Ресквин с самого утра пропадал на плацу, где спешно формировались колонны для северного похода, – и когда Дмитрий, воспользовавшись коротким затишьем между докладами, выехал туда сам, застал картину, разительно отличавшуюся от размеренной муштры первых недель: суету, но не хаос, спешку, но не панику, – люди грузили провиант на телеги, проверяли снаряжение, и в самом воздухе плаца, казалось, разлилось то особое, почти осязаемое напряжение, что охватывает армию накануне настоящего похода, а не очередных учений.
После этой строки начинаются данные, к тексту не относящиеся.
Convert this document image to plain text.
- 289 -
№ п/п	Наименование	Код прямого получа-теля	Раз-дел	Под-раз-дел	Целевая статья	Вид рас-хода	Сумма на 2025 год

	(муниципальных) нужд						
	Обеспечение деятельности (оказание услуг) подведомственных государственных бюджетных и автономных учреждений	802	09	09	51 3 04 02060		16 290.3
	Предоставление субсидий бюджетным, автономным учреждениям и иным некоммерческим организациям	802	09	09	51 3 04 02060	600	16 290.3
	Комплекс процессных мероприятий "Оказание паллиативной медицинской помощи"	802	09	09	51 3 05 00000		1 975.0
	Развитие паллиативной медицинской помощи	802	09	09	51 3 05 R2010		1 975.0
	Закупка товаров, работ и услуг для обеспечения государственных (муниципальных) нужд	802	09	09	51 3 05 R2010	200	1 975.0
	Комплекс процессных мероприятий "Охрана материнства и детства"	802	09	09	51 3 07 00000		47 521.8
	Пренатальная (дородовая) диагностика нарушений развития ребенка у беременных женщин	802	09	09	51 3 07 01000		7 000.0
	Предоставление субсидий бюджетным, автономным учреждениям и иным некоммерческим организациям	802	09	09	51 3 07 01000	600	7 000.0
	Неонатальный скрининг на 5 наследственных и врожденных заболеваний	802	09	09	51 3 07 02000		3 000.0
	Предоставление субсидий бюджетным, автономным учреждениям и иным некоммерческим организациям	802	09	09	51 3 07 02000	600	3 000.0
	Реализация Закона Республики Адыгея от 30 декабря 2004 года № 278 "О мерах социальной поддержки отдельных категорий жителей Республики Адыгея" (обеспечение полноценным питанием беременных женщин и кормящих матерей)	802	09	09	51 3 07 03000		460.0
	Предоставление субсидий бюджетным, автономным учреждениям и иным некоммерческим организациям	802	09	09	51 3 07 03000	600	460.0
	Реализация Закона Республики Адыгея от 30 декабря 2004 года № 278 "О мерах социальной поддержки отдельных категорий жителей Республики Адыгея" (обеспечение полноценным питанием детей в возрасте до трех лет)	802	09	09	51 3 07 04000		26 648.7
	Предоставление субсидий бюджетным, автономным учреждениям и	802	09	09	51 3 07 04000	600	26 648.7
– Через три дня выступаем, ваше превосходительство, – доложил Ресквин, встретив его у края плаца, и в голосе генерала Дмитрий впервые услышал не скепсис и не сдержанное согласие, а нечто похожее на азарт профессионала, дождавшегося наконец дела, для которого он готовился всю жизнь. – Мендес прислал последнюю партию пороха утром. Люди готовы.
– Помните о том, что мы обсуждали на учебном плацу, – сказал Дмитрий. – Рассредоточенные построения там, где это возможно. Беречь людей, а не бросать их плотными шеренгами под любой ценой ради красивой атаки.
– Помню, ваше превосходительство, – сказал Ресквин, и на этот раз в его ответе не было и тени прежнего сомнения. – Хотя признаюсь: против гарнизонов Мату-Гросу, слабых и застигнутых врасплох, вряд ли понадобится всё это искусство. Настоящее испытание будет позже, на юге.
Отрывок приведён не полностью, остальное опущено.